Standard & Poor’s has affirmed its ‘A-‘ long-term counterparty credit and insurer financial strength ratings on Belgium-based reinsurer Secura N.V., following a review. The outlook is stable.
“The ratings on Secura are enhanced by the provision of a suitably worded guarantee from parent company KBC Insurance N.V. (A+/Negative/–), which has recently reiterated its support for Secura,” said Standard & Poor’s credit analyst Marcus Rivaldi.
Standard & Poor’s stand-alone view reflects Secura’s strong franchise within the Benelux market, refocused strategy, and the generally buoyant reinsurance market conditions. These factors are offset by concerns about the company’s continuing marginal earnings performance, significantly reduced capital adequacy, and the strength of Secura’s business position outside of Benelux.
Secura is a 95 percent-owned subsidiary of the KBC financial services group (KBC), Belgium’s third-largest banking and insurance group, whose main insurance operating company is KBC Insurance.

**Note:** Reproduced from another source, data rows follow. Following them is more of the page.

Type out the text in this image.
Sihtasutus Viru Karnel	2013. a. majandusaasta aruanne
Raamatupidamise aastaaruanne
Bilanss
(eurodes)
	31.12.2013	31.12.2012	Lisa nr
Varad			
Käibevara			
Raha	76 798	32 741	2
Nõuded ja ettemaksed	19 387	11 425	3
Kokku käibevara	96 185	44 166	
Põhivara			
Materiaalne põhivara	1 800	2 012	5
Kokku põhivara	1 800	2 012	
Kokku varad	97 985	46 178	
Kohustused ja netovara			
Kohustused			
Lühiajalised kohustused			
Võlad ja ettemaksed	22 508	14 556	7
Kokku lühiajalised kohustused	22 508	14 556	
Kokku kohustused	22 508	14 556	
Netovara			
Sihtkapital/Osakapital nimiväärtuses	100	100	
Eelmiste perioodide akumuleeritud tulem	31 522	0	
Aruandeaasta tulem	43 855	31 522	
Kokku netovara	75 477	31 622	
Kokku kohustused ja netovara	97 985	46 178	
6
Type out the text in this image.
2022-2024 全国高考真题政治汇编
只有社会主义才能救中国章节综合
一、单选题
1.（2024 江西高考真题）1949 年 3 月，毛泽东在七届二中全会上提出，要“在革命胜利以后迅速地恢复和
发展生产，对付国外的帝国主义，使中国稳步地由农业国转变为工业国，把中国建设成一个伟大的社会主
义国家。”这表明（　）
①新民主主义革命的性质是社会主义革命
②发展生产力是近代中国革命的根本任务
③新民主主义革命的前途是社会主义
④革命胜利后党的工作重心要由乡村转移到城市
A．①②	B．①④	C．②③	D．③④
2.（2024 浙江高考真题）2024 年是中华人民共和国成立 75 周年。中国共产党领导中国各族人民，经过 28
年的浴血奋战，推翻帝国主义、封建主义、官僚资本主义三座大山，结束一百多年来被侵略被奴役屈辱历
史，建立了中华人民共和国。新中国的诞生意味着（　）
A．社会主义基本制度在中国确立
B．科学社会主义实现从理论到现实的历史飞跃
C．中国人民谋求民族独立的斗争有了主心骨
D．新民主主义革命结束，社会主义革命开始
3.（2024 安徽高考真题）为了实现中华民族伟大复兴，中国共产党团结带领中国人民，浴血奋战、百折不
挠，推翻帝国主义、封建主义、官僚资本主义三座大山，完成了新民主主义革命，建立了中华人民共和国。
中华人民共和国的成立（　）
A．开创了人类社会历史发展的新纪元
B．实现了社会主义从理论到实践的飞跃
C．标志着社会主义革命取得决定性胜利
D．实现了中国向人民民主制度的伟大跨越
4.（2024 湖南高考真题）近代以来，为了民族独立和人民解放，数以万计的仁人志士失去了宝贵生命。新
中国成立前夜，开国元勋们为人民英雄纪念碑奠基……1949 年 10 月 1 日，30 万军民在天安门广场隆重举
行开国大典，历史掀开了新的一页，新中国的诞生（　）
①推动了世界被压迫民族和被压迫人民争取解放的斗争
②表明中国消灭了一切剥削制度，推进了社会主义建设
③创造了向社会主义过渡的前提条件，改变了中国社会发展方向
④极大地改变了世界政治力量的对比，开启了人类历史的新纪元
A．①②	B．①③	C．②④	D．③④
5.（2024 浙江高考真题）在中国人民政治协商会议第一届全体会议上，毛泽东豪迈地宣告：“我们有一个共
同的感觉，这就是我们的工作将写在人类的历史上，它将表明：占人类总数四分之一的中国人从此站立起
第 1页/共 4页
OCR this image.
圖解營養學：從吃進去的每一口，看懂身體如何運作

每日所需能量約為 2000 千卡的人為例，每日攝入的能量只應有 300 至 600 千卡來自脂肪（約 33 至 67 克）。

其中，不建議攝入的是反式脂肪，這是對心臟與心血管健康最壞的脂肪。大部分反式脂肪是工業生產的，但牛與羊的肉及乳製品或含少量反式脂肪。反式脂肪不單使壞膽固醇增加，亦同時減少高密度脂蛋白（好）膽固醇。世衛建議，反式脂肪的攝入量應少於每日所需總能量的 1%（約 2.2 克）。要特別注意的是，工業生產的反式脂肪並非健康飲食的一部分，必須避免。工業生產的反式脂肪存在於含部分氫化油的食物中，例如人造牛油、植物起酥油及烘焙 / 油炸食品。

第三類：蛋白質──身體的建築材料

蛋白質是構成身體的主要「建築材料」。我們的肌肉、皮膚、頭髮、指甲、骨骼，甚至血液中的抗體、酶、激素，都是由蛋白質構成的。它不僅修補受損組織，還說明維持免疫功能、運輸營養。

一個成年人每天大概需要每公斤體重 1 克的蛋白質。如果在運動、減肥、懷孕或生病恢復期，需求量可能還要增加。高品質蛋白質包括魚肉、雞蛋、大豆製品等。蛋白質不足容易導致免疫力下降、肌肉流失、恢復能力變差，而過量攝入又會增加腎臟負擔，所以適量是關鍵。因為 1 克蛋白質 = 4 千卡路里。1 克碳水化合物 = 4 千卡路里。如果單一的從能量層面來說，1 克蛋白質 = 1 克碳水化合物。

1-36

“Standard & Poor’s expects that KBC will retain its shareholding in Secura for the medium term,” said Rivaldi. “Although efforts to identify a long-term partner for Secura have ceased, they may resurface in the medium term. In the mean time, the guarantee provided by KBC Insurance will remain in place,” added Rivaldi.
In the absence of abnormal market losses, generally buoyant market conditions will help to improve underwriting performance over the next couple of years to the extent that Standard & Poor’s expectations of a combined ratio of less than 110.0 percent will be met in 2003.
Capital adequacy is not expected to recover significantly in the medium term due to the potential for further reserve strengthening, plus the impact of forecast significant premium and more modest reserve growth over the rating horizon.
The competitive activity of larger reinsurance groups will continue to affect Secura’s business position, most noticeably outside of its traditional Benelux area of strength.